En 2009, le président de la République, Nicolas Sarkozy, avait élevé la lutte contre le décrochage scolaire au rang de priorité nationale. Il avait alors lancé le plan "Agir pour la jeunesse". Depuis, 100 plates-formes locales dans 10 régions ont été mises en place afin de repérer plus rapidement les jeunes en situation de décrochage et de leur proposer une solution: apprentissage, formation, école de la deuxième chance... 16 établissements de réinsertion scolaire (ERS) ont permis d'accueillir 152 élèves depuis la rentrée 2010. Ces internats ont pour objectif de réinsérer les élèves au bout d'un an dans le système classique. Ils viennent compléter les dizaines de lycées dits alternatifs, tels les micro-lycées, lycées autogérés ou collèges expérimentaux. Ces structures scolaires de petite taille (80 à 100 élèves) permettent aux élèves déscolarisés de reprendre les études. Les adolescents sont bien encadrés. Chaque professeur est le "référent" de deux ou trois lycéens.

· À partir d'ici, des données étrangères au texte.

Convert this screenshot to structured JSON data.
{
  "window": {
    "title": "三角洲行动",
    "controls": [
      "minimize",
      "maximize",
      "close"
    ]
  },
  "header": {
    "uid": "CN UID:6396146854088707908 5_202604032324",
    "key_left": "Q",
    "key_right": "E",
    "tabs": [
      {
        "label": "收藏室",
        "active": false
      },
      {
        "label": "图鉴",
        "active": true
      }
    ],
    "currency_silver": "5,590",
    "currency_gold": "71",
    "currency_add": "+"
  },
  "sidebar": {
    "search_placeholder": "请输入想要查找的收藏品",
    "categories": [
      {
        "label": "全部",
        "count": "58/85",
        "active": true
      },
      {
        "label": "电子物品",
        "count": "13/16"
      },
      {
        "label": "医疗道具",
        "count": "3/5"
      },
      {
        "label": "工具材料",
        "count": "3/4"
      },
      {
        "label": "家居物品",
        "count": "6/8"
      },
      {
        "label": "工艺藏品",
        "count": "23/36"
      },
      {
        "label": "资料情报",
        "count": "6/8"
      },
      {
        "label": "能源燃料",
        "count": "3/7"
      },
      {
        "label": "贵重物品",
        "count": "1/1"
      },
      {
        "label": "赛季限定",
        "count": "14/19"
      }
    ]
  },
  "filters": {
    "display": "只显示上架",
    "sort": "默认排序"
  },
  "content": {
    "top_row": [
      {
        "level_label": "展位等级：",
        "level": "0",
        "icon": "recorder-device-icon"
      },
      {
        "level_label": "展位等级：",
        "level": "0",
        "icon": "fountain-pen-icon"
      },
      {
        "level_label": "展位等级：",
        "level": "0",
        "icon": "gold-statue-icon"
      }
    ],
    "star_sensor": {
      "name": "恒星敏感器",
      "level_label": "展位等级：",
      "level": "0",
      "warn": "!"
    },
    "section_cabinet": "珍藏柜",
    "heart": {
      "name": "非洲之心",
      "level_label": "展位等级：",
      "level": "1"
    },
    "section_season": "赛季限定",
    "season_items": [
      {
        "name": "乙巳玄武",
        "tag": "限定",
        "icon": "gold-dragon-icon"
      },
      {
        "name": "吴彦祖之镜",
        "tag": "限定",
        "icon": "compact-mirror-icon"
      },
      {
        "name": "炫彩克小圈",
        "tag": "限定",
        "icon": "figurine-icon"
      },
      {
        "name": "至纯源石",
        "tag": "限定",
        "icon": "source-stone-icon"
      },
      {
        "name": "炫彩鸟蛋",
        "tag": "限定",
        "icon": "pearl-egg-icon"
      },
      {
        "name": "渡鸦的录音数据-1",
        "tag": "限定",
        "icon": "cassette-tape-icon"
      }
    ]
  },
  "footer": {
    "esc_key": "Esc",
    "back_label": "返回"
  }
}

L'Académie de Créteil compte par exemple trois micro-lycées. Dans celui de La Courneuve (Seine Saint-Denis), le taux de réussite au bac 2011 a atteint 78%, un score plus qu'honorable dans ce département. Les écoles de la seconde chance, quant à elles, idée défendue par Édith Cresson et adoptée par la Commission européenne en 1995, ont des résultats très satisfaisants: le taux de sortie "positive", soit vers une formation qualifiante soit vers l'emploi, atteint à 64%.
Depuis octobre 2010, le gouvernement a également mis en place un dispositif d'échanges de données entre l'ensemble des services de l'État et les acteurs de la formation initiale et de l'insertion. Ainsi, le nombre des élèves en situation de décrochage peut être précisément évalué.

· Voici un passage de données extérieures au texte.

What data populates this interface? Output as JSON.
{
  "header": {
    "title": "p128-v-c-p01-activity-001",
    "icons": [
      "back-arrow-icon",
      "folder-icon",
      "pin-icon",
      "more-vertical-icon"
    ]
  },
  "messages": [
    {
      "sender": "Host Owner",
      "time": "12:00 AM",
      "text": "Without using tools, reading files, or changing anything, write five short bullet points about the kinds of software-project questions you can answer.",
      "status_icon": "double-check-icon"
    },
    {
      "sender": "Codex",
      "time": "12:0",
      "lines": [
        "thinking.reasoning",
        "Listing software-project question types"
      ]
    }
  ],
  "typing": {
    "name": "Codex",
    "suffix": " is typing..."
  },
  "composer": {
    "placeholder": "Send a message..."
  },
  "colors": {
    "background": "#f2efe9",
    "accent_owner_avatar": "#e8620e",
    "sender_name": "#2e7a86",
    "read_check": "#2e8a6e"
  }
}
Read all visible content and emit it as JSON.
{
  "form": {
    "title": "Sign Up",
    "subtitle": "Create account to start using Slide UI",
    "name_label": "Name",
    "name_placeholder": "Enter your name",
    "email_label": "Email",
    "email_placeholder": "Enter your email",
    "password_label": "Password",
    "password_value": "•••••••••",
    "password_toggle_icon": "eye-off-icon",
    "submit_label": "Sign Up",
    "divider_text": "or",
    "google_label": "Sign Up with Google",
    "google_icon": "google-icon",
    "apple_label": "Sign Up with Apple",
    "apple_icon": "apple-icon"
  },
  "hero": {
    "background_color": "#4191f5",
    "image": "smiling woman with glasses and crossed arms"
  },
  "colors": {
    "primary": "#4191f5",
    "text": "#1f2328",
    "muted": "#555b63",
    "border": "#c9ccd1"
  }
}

La lutte contre l'absentéisme a, elle aussi, été accentuée. La loi du 28 septembre 2010 renforce les moyens d'action des responsables de l'Éducation en cas d'absences répétées. L'absentéisme fait souvent partie des premiers indices du décrochage.
Quels sont les résultats?
Selon certaines voix critiques, ces initiatives (micro lycées, ERS, école de la seconde chance) concernent peu de personnes et sont très onéreuses. Selon l'afev (Association de la fondation étudiante pour la ville), il faut proposer des solutions globales pour prévenir le décrochage. L'association estime que ce phénomène est lié à l'échec scolaire. Pour elle, l'école ne doit plus être synonyme de "souffrance" (l'afev prône la suppression des notes), le collège doit être repensé comme le "prolongement de l'école primaire", et la filière professionnelle revalorisée. D'autres acteurs soulignent l'incohérence de certaines mesures prises par le gouvernement. Ainsi, la Fespi (Fédération des établissements scolaires publics innovants) dénonce la suppression de postes dans plusieurs lycées qui remet en cause le fonctionnement expérimental de ces établissements.